ABSTRACT

Despite the great importance of photography, philosophy, including aesthetics, has paid this strikingly modern kind of image-making scant attention, neglecting philosophy’s traditional roles of asking meaningful questions, inventing basic conceptions, drawing important distinctions, and in general critically searching into the meaning of a topic in relation to other things that matter to us. A bibliography of philosophical writing on photography could be printed on a single page, with little of that about art photography. Not only in philosophy, but in aesthetics generally, cinema is a far more developed topic: indeed, some of the better known ‘aesthetic’ essays on photography are prefaces to film theories (Bazin 1979, Cavell 1971, Kracauer 1979, Scruton 1990). ‘Essay’ is the word for most of the best selling, impressionistic, occasional pieces on photography by the philosophes of the time, who admit light acquaintance with their subject (Barthes 1981, Berger 1980, Sontag 1977).

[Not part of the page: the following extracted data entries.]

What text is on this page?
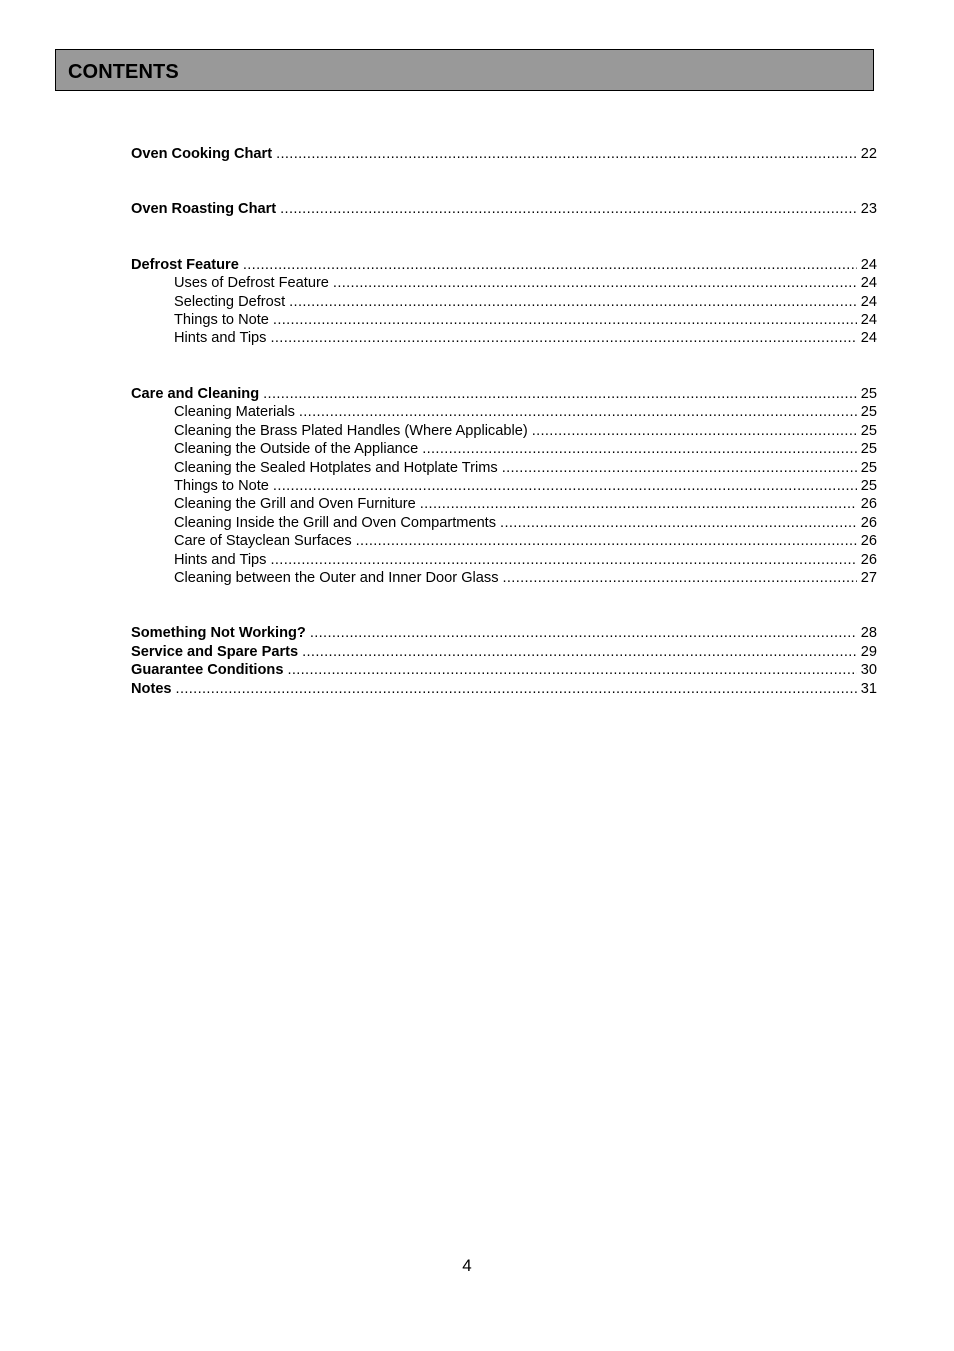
CONTENTS
Oven Cooking Chart .....	22
Oven Roasting Chart .....	23
Defrost Feature .....	24
Uses of Defrost Feature .....	24
Selecting Defrost .....	24
Things to Note .....	24
Hints and Tips .....	24
Care and Cleaning .....	25
Cleaning Materials .....	25
Cleaning the Brass Plated Handles (Where Applicable) .....	25
Cleaning the Outside of the Appliance .....	25
Cleaning the Sealed Hotplates and Hotplate Trims .....	25
Things to Note .....	25
Cleaning the Grill and Oven Furniture .....	26
Cleaning Inside the Grill and Oven Compartments .....	26
Care of Stayclean Surfaces .....	26
Hints and Tips .....	26
Cleaning between the Outer and Inner Door Glass .....	27
Something Not Working? .....	28
Service and Spare Parts .....	29
Guarantee Conditions .....	30
Notes .....	31
4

Fortunately, over the last decades serious, well-researched, attractively presented photographic histories have been written, and, with the stronger presence of photography in art exhibitions, fresh lines of photo interpretation, criticism and critical history have sprung up, filling a gap between the steady tradition of technical writing and spikes of journalistic interest signaling the arrivals of new processes such as digitalization. All this provides conceptual material for philosophy, but it is not philosophy.